Entusiasta del cine clásico, le gusta imaginar la vida en blanco y negro, con blancos puros, grises vivos y negros contundentes.

jueves, 12 de mayo de 2016

LA LUZ AL FINAL DEL TÚNEL

Prefirieron dejarle pensar que había visto la luz al final de túnel. Nadie le dijo que todo era fruto de la anestesia y una lámpara de quirófano.

miércoles, 11 de mayo de 2016

EN EL FRENOPÁTICO

En el frenopático, los pacientes asumen resignados sus diagnósticos confiando en que alguien ponga remedio a la locura del psiquiatra.

EL ASESOR: Diario de campaña

4.-El Partido

Asumidos los mimbres del candidato, el siguiente paso del asesor es analizar los del partido para completar el cesto. Confirmar que el PIRLA (Partido Independiente Revolucionario para Liberales Autónomos), iba a dar tanto castigo como su líder era tan sencillo como acercarse a sus principios fundacionales.

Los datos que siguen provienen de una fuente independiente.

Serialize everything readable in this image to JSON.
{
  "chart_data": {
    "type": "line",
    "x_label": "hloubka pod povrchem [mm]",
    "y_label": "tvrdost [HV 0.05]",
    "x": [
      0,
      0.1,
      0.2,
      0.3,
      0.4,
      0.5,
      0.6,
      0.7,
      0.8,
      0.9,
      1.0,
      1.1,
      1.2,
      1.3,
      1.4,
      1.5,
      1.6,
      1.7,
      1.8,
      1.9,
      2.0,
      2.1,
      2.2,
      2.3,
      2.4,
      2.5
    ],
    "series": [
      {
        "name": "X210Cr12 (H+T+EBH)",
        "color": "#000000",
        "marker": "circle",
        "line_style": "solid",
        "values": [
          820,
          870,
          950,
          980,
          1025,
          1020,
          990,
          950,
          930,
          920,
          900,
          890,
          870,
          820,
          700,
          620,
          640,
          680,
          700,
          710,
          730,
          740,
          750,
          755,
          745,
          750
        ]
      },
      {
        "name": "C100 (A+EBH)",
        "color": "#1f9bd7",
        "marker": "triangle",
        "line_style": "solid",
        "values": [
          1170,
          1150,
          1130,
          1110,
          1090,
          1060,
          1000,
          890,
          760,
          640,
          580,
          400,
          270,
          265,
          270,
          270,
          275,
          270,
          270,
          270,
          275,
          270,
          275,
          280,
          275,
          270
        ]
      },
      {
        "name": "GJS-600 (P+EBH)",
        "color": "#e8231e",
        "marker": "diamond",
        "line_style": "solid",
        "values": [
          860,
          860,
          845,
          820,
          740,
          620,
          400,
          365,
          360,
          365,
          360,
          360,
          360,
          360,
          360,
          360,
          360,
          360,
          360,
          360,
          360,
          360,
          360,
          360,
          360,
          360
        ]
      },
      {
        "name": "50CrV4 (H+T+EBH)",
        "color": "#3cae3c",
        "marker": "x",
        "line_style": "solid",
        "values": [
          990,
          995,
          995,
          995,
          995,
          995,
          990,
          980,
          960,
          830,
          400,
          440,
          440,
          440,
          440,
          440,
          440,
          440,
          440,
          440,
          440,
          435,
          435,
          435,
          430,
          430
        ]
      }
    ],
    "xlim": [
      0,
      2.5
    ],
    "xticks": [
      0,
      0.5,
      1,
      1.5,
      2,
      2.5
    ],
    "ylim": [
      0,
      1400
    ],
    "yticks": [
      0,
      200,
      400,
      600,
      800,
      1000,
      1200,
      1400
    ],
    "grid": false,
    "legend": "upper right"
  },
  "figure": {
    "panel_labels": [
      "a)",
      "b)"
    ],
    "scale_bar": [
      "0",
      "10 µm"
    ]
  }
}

Con un origen de sobremesa larga y vaso ancho, unas siglas con menos sustancia que un tertuliano de reality, y un programa tan de centro como flexible para escorarse a izquierda o derecha según conveniencia, el PIRLA era el caramelo envenenado que Juan Cuadrado estaba llamado a convertir en principal fuerza política del país.

Terminado el primer asalto, Cuadrado se retira a su rincón, más azotado que una alfombra vieja mientras tamborilea con el lápiz en su cuaderno de notas y piensa: “Juanito, Juanito. Con estos bueyes tenemos que arar”.